Om volgroeide zoogdiercellen te deprogrammeren tot iets stamcel-achtigs is het uitdelen van een stevige chemische tik voldoende. Dat valt op te maken uit twee Japans/Amerikaanse publicaties (deze en deze) die deze week verschijnen in Nature en die nu al de gehele regeneratieve geneeskunde op zijn kop hebben gezet.

Met nog wat extra bewerkingen blijken deze stamcellen te kunnen uitgroeien tot een compleet embryo. De redactie van New Scientist heeft van de auteurs begrepen dat op deze manier misschien zelfs al een kloon is geproduceerd, al is het kennelijk te vroeg om dat hardop te zeggen.

De stressbehandeling bestaat simpelweg uit het toedienen van een zuur reagerende stof, zodat de pH van het systeem daalt naar een waarde rond de 5,7. Voor zoogdiercellen is dat op het randje van dodelijk. De behandeling duurt een half uur.

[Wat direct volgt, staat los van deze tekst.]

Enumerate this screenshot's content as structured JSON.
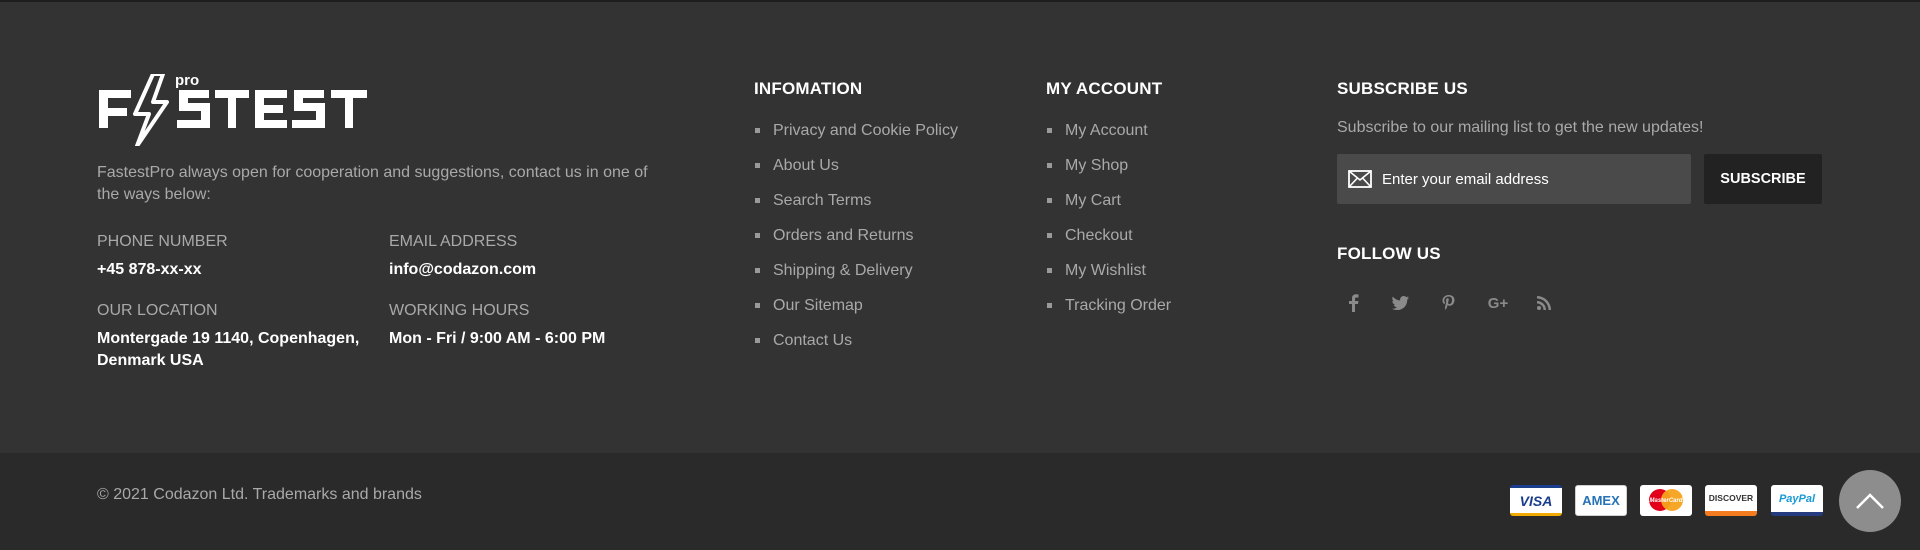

Voor zover de cellen uit je kweekje het overleven, blijken ze te veranderen in zogeheten STAP-cellen, wat staat voor ‘stimulus-triggered acquisition of pluripotency’. Welk type cel je precies gebruikt als uitgangsmateriaal lijkt weinig uit te maken; de auteurs probeerden het met diverse cellen uit muizen van één week oud en melden dat het telkens leek te lukken, al ging het niet altijd even hard.

Dat dit werkt is dermate verbazingwekkend dat het eerste auteur Haruko Obokata vijf jaar heeft gekost om eerst zichzelf, vervolgens haar vakgroep en tot slot Nature te overtuigen dat het echt waar is.

Het grote voordeel van deze procedure is dat je niet rechtstreeks aan het DNA hoeft te komen. Eerdere Nobelprijswinnende herprogrammeerprocedures werkten met toediening van extra genen die met hun eiwitten de verandering moeten triggeren, maar in de praktijk is dat nogal link omdat sommige van die extra genen tevens oncogenen zijn.

De STAP-cellen zijn minder actief dan ‘gewone’ embryonale stamcellen. Uit zichzelf groeien ze niet of nauwelijks. Maar stel je ze aan bepaalde externe groeifactoren bloot, dan veranderen ze verder in zogeheten STAP-stamcellen, die niet zomaar pluripotent zijn maar zelfs totipotent. Dat wil zeggen dat ze zich niet alleen tot een embryo kunnen ontwikkelen maar ook tot de bijbehorende placenta, iets dat normaal alleen de eerste paar cellen lukt die uit een bevruchte eicel ontstaan.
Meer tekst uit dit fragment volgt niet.